FALLING off horses has toughed Jansseen Hill up for a career in the boxing ring.
The former point-to-point jockey once had dreams of winning the Grand National, but has swapped the saddle to lace up the gloves and now the ambition for the Ulster Elite 70kg champion is to win a gold medal for Team NI at the Glasgow Commonwealth Games next month.
“It’s like saying you have never had a bloody nose in boxing, what goes up must come down in racing and it is tough, AP McCoy for example broke every bone in his body,” Jansseen Hill ponts out.
“It is a lifestyle where you wake up and face your fears, as Mike Tyson once said, ‘Fear has to be your best friend’, and I fully believe that is massive.
“You have got to believe in yourself especially when there are people out there that are going to doubt you in racing, boxing or any sport, you have got to back yourself.
“Racing is tough on the body as well as the mind it is a lonely sport, not everybody wants to see you doing well. You have to fight for a position in the field, and you have to fight for a position in boxing.
“I had to maake a bit of a sacrifice, lifestyle, before I put on the gloves and it’s something I loved, I dearly loved.
“It was 14 years I was working with horses, I rode on a couple of point-to-points and I sort of didn’t pursue that career and I left my job to fully commit to boxing.”
Hill is delighted to be going to Glasgow and praised her Holy Trinity club coach Mickey Hawkins for helping her on the journey.
““It’s completely surreal, it’s something that I once wrote down, I still write it down every day, I am going, I am going, I am.
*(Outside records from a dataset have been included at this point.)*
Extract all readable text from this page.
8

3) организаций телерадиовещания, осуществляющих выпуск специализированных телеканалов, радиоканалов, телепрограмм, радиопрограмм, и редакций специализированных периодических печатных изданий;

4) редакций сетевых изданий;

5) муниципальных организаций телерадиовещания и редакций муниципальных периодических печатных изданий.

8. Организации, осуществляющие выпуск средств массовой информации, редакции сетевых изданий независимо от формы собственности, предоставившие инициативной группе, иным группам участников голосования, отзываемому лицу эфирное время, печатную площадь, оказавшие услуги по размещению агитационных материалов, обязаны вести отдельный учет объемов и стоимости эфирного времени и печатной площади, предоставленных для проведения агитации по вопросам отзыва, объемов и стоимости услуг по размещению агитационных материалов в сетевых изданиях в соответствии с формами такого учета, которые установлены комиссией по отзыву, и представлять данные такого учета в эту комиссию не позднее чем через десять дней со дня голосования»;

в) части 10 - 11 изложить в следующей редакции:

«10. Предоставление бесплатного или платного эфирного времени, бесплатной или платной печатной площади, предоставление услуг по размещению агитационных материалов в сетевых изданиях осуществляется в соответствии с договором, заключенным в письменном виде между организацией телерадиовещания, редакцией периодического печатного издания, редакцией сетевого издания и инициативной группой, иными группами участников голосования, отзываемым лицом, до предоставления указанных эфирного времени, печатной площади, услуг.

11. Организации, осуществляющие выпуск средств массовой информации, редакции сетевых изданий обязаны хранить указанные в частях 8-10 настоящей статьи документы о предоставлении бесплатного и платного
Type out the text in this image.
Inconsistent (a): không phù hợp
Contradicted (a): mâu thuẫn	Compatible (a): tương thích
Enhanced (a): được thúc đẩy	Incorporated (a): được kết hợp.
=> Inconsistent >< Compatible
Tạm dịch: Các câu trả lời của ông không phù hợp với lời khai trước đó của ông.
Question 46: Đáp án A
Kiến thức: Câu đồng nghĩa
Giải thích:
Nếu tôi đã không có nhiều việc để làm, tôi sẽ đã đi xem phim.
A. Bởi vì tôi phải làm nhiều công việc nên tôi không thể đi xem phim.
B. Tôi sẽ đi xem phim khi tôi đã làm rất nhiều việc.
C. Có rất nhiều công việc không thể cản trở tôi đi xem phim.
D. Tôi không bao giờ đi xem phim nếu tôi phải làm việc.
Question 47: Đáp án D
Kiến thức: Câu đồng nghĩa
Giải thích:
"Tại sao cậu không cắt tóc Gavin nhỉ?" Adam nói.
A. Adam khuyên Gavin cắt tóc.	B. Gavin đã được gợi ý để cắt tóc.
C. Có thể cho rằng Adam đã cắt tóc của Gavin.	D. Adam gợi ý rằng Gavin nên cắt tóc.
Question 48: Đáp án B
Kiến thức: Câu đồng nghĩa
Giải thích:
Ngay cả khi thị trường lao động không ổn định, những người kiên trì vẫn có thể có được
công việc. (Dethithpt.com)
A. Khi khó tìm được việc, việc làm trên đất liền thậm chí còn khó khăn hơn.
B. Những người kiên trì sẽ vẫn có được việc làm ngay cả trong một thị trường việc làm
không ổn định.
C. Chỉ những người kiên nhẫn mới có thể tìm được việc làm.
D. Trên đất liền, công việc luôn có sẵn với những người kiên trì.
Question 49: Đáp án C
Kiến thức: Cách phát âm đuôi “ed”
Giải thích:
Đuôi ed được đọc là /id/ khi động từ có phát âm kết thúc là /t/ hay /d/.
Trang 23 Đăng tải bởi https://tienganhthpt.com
I believe that having that mindset, seeing things before they happen, seeing things before they’re even created is a massive factor in any sport, Jansseen reveals.
“Micky Hawkins is my Cus D’Amato (Mike Tyson’s trainer and mentor). He is a brilliant guy, he’s a brilliant person, he knows his stuff, to be able to listen and learn and for a coach to have that bond with an athlete is mandatory for the next step in any sport.
“I’m an all in or all out person and all my life all I have known is work, get up a 4am go to the farm and work with horses all day, as soon as I finished work, quick shower, changed and I went training to get good at what I was doing and all of a sudden it happened.
“I never really took it into consideration as such but then whenever I started, I started writing this down. I started writing down, I am a champion, I am a winner I am the best in the world, and not only my success that I’ve achieved and I’m wanting to achieve.
“Part of my success is that I want to give back and for me to do that, I’ve got to be me, I’ve got to be me in this world, and it’s part of my success that I give back, that’s part of my gold medal ambition.”